Quando una comunità decide di affrontare a viso aperto temi complessi e delicati come la legalità e il cyberbullismo, significa che non intende voltarsi dall’altra parte. È quanto ha dimostrato il Rotary Club Latina, presieduto dal dott. Francesco Simeone, nell’incontro dello scorso 25 settembre che ha visto protagonista il Questore di Latina, dott. Fausto Vinci.
La serata, densa di riflessioni e testimonianze, ha messo al centro un’emergenza che non è solo giuridica, ma anche sociale e culturale. Il cyberbullismo, soprattutto dopo la tragica vicenda del giovanissimo Paolo Mendico, resta una ferita aperta per l’intera provincia. Un fenomeno che corre veloce sul filo della tecnologia, insinuandosi nella quotidianità dei ragazzi, rendendo ancora più urgente l’impegno delle istituzioni, della scuola e delle famiglie.

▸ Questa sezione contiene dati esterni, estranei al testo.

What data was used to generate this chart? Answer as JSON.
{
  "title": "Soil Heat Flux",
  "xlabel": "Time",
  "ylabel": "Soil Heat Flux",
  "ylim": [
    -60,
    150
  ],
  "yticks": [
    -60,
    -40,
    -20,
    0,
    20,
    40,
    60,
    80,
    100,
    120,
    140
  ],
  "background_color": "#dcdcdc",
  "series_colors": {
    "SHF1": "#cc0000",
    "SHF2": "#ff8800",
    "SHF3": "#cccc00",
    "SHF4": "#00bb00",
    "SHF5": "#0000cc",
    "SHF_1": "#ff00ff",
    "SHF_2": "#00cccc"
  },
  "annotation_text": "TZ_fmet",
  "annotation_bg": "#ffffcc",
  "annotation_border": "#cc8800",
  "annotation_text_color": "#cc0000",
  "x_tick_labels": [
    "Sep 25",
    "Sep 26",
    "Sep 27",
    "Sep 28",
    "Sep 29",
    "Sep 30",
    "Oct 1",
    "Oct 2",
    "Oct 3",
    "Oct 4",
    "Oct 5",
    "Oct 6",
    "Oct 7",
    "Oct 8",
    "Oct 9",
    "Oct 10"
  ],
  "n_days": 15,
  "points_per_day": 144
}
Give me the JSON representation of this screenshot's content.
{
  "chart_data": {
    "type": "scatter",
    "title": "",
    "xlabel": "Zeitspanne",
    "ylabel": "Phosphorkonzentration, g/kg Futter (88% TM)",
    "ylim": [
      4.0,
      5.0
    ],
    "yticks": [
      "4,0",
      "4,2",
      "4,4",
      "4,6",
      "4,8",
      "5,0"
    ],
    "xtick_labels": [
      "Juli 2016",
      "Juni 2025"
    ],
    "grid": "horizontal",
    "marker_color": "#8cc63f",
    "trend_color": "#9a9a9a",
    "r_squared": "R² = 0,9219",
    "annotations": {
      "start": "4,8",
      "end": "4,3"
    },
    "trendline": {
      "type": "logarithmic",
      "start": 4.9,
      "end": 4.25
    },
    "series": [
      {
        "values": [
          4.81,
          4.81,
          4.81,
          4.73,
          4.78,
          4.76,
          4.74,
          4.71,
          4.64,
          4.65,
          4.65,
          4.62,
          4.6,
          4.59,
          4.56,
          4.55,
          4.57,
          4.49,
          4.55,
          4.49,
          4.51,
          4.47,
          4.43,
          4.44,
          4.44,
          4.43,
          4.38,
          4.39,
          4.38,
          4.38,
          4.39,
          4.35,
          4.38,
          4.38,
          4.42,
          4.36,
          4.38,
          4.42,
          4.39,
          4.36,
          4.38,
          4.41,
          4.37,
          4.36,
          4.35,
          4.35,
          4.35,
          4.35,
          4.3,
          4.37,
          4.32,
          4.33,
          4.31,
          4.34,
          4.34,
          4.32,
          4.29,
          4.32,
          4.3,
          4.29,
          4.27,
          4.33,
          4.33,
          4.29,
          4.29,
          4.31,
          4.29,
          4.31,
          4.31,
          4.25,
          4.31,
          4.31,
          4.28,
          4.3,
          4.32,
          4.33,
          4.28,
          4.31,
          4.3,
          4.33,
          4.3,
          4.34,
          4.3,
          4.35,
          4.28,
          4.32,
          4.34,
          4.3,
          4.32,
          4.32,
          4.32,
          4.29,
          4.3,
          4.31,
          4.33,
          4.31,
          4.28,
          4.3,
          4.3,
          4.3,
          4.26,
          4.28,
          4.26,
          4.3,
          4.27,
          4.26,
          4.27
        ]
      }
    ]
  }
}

Il Questore Vinci ha richiamato con forza l’importanza della prevenzione e della sensibilizzazione precoce, sottolineando come il primo antidoto resti il dialogo in famiglia. Parlare, ascoltare, condividere: tre azioni semplici ma essenziali per costruire un argine contro l’isolamento e la violenza che la rete può amplificare.
Accanto all’intervento del Questore, anche il Rotary ha ribadito il proprio ruolo: non solo quello di osservatore, ma di promotore attivo di educazione alla legalità. Come ha affermato il Presidente Simeone, la lotta al bullismo e al cyberbullismo non può limitarsi a norme e divieti, ma deve passare da esempi concreti di etica, dal rispetto reciproco e da una rete di ascolto e supporto capace di intercettare i segnali di disagio.
La serata è stata anche occasione per un riconoscimento importante: il Questore Vinci ha ricevuto la Paul Harris Fellow, la massima onorificenza rotariana, consegnata dal Past Presidente ing. Attilio Gisotti. Un gesto simbolico che lega il valore dell’impegno istituzionale a quello della comunità civile.
Significativa, inoltre, la partecipazione dei ragazzi dell’Interact del Liceo Scientifico “Ettore Majorana”, guidati dalla prof.ssa Paola Di Gioia e dalla presidentessa Giulia Pizzi: la presenza dei più giovani ha ricordato a tutti che sono proprio loro i primi destinatari e al tempo stesso i protagonisti del cambiamento culturale che dobbiamo costruire.
Le parole del Questore hanno voluto rassicurare la cittadinanza: “Latina è una città sana”. Una frase che non minimizza i problemi, ma invita a guardare oltre gli episodi di cronaca, per ritrovare fiducia nel tessuto sociale di una comunità che vuole crescere e proteggere i propri ragazzi.